Thursday, July 30, 2009

Man Booker Prize 2009 - Longlist

So here we are again with the best of 2009 according to the Booker Prize judges.

A.S. Byatt – The Children’s Book (UK)
J.M. Coetzee – Summertime (South Africa / Australia)
Adam Foulds – The Quickening Maze (UK)
Sarah Hall – How to Paint a Dead Man (UK)
Samantha Harvey – The Wilderness (UK)
James Lever – Me Cheeta (UK)
Hilary Mantel – Wolf Hall (UK)
Simon Mawer – The Glass Room (UK)
Ed O’Loughlin – Not Untrue & Not Unkind (Ireland)
James Scudamore – Heliopolis (UK)
Colm Toibin – Brooklyn (Ireland)
William Trevor – Love and Summer (Ireland)
Sarah Waters – The Little Strangers (UK)
Every year someone's left out (last year it happened to Kureishi for example and this year to Margaret Atwood, John Banville, Thomas Keneally and Penelope Lively).
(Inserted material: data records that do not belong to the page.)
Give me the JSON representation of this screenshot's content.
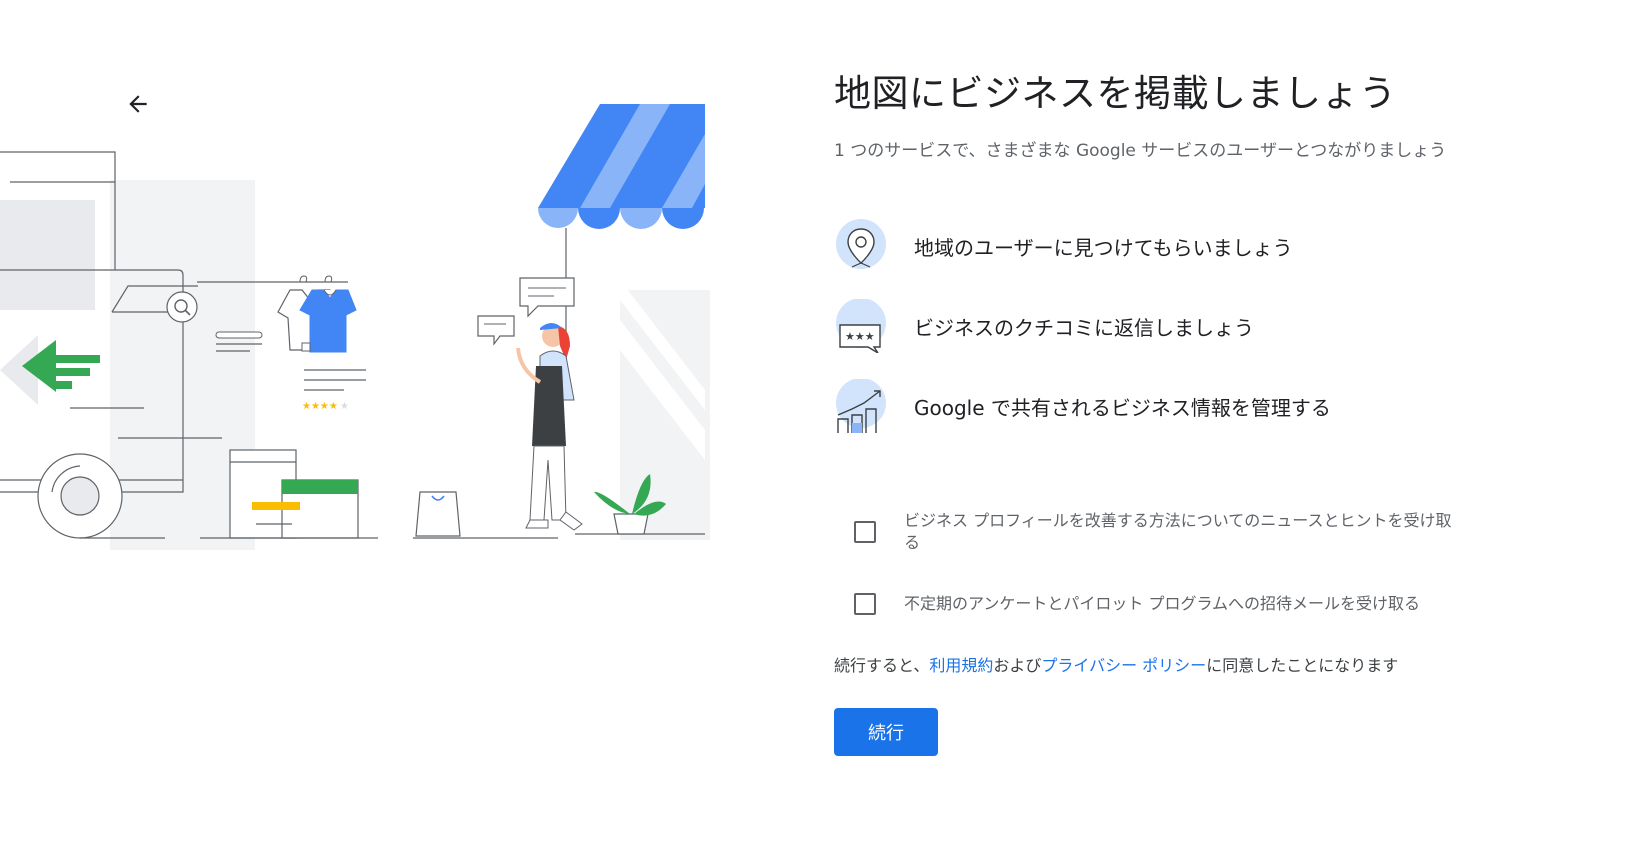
{
  "header": {
    "back_icon": "arrow-back-icon"
  },
  "main": {
    "title": "地図にビジネスを掲載しましょう",
    "subtitle": "1 つのサービスで、さまざまな Google サービスのユーザーとつながりましょう",
    "features": [
      {
        "icon": "location-pin-icon",
        "label": "地域のユーザーに見つけてもらいましょう"
      },
      {
        "icon": "review-bubble-icon",
        "label": "ビジネスのクチコミに返信しましょう"
      },
      {
        "icon": "chart-trend-icon",
        "label": "Google で共有されるビジネス情報を管理する"
      }
    ],
    "checkboxes": [
      {
        "label": "ビジネス プロフィールを改善する方法についてのニュースとヒントを受け取る",
        "checked": false
      },
      {
        "label": "不定期のアンケートとパイロット プログラムへの招待メールを受け取る",
        "checked": false
      }
    ],
    "terms": {
      "prefix": "続行すると、",
      "terms_link": "利用規約",
      "middle": "および",
      "privacy_link": "プライバシー ポリシー",
      "suffix": "に同意したことになります"
    },
    "continue_label": "続行"
  },
  "colors": {
    "primary": "#1a73e8",
    "awning_blue": "#4285f4",
    "awning_light": "#8ab4f8",
    "green": "#34a853",
    "yellow": "#fbbc04",
    "red": "#ea4335"
  }
}
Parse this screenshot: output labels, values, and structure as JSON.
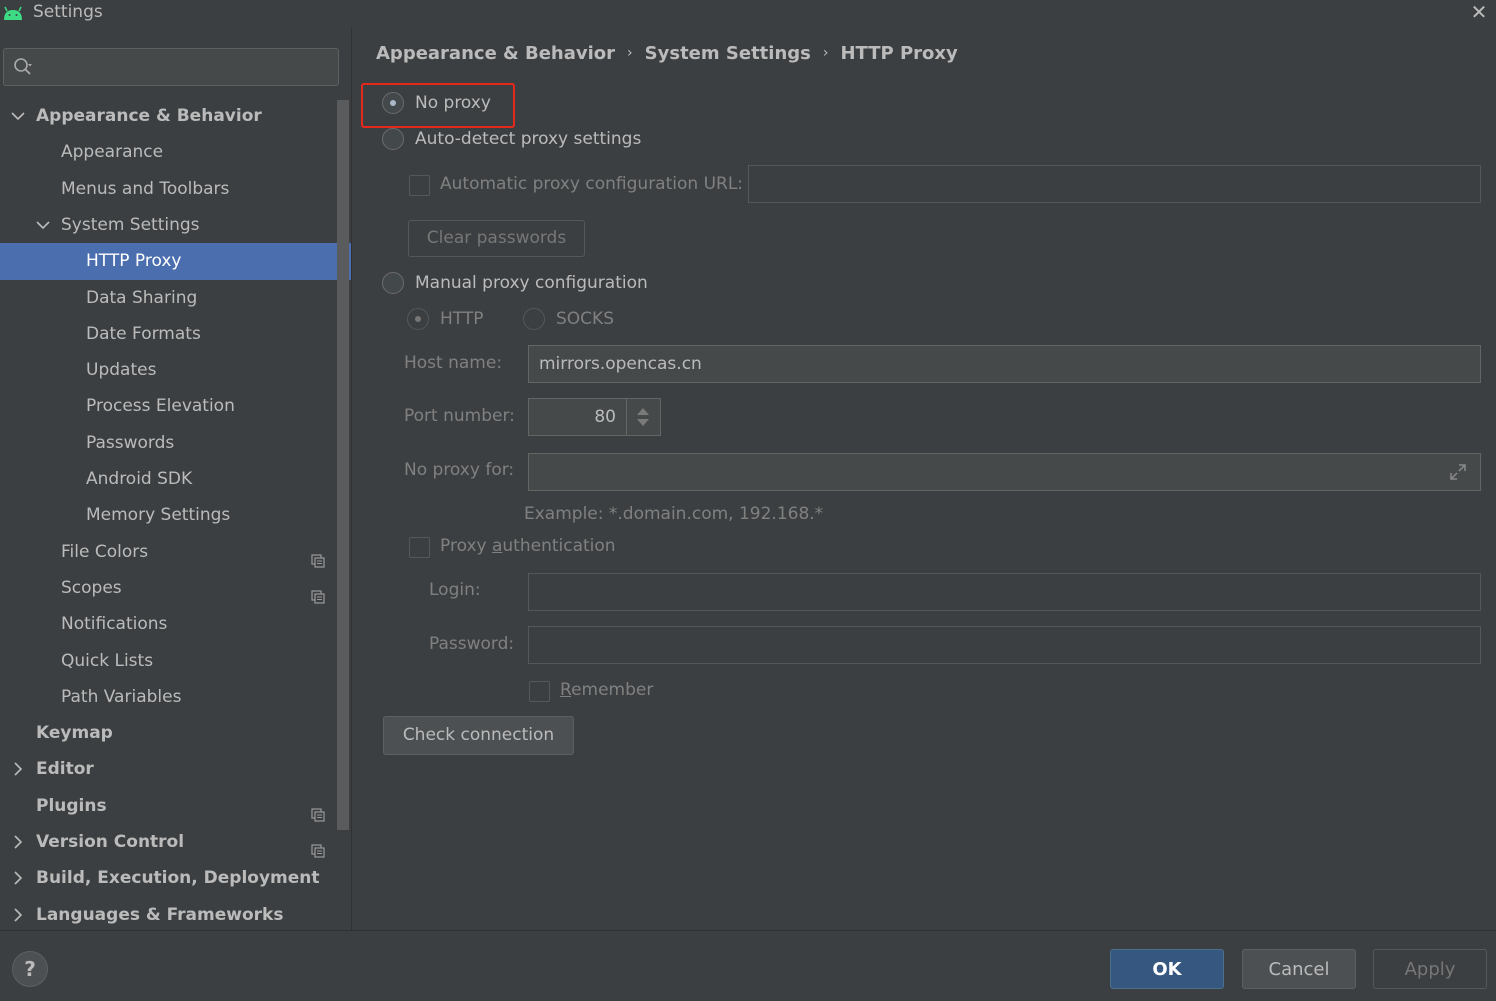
{
  "window": {
    "title": "Settings"
  },
  "search": {
    "placeholder": ""
  },
  "tree": [
    {
      "label": "Appearance & Behavior",
      "bold": true,
      "indent": 0,
      "chevron": "down"
    },
    {
      "label": "Appearance",
      "indent": 1
    },
    {
      "label": "Menus and Toolbars",
      "indent": 1
    },
    {
      "label": "System Settings",
      "indent": 1,
      "chevron": "down"
    },
    {
      "label": "HTTP Proxy",
      "indent": 2,
      "selected": true
    },
    {
      "label": "Data Sharing",
      "indent": 2
    },
    {
      "label": "Date Formats",
      "indent": 2
    },
    {
      "label": "Updates",
      "indent": 2
    },
    {
      "label": "Process Elevation",
      "indent": 2
    },
    {
      "label": "Passwords",
      "indent": 2
    },
    {
      "label": "Android SDK",
      "indent": 2
    },
    {
      "label": "Memory Settings",
      "indent": 2
    },
    {
      "label": "File Colors",
      "indent": 1,
      "copy": true
    },
    {
      "label": "Scopes",
      "indent": 1,
      "copy": true
    },
    {
      "label": "Notifications",
      "indent": 1
    },
    {
      "label": "Quick Lists",
      "indent": 1
    },
    {
      "label": "Path Variables",
      "indent": 1
    },
    {
      "label": "Keymap",
      "bold": true,
      "indent": 0
    },
    {
      "label": "Editor",
      "bold": true,
      "indent": 0,
      "chevron": "right"
    },
    {
      "label": "Plugins",
      "bold": true,
      "indent": 0,
      "copy": true
    },
    {
      "label": "Version Control",
      "bold": true,
      "indent": 0,
      "chevron": "right",
      "copy": true
    },
    {
      "label": "Build, Execution, Deployment",
      "bold": true,
      "indent": 0,
      "chevron": "right"
    },
    {
      "label": "Languages & Frameworks",
      "bold": true,
      "indent": 0,
      "chevron": "right"
    }
  ],
  "breadcrumb": [
    "Appearance & Behavior",
    "System Settings",
    "HTTP Proxy"
  ],
  "proxy": {
    "no_proxy": "No proxy",
    "auto_detect": "Auto-detect proxy settings",
    "auto_config_url": "Automatic proxy configuration URL:",
    "auto_config_value": "",
    "clear_passwords": "Clear passwords",
    "manual": "Manual proxy configuration",
    "http": "HTTP",
    "socks": "SOCKS",
    "host_label": "Host name:",
    "host_value": "mirrors.opencas.cn",
    "port_label": "Port number:",
    "port_value": "80",
    "no_proxy_for_label": "No proxy for:",
    "no_proxy_for_value": "",
    "example": "Example: *.domain.com, 192.168.*",
    "proxy_auth_pre": "Proxy ",
    "proxy_auth_u": "a",
    "proxy_auth_post": "uthentication",
    "login_label": "Login:",
    "login_value": "",
    "password_label": "Password:",
    "password_value": "",
    "remember_u": "R",
    "remember_post": "emember",
    "check_connection": "Check connection"
  },
  "footer": {
    "help": "?",
    "ok": "OK",
    "cancel": "Cancel",
    "apply": "Apply"
  },
  "colors": {
    "background": "#3c3f41",
    "selection": "#4b6eaf",
    "ok_button": "#365880",
    "highlight": "#e5281c"
  }
}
Every year they throw in a wild card that is unlikely to win (Child 44 last year and Me Cheeta this year).
The real surprise this year is that they didn't spread their choices all over the Commonwealth, but stayed in the British Isles (apart from Coetzee, whose book is yet to be published, by the way). Come on, no Asian writers? Last year there were three, plus Michelle de Kretser who was born in Sri Lanka but moved to Australia when she was 14. I guess it's now obvious that there are two many restrictions to this prize: no American authors and no books of short stories (so Ishiguro and Adichie were not eligible, what a pity).
What I find hilarious is that I am into contemporary English Lit and I know only 3 writers (Byatt, Toibin and Coetzee) and I've only read something from the latter, who's 3/1 favourite to win the prize (and has already won twice I think)!
The Guardian has announced he's awarding the "Not the Booker Prize Prize" (read here), remarking that "the books are always about post-colonial guilt, Irish poverty or English middle-class Islingtonians having Terribly Important Thoughts about their boring love lives". Gosh, that's kinda true...

1 comment:

  1. Thanks for this Stefan I would jot down a few I wish to have and read.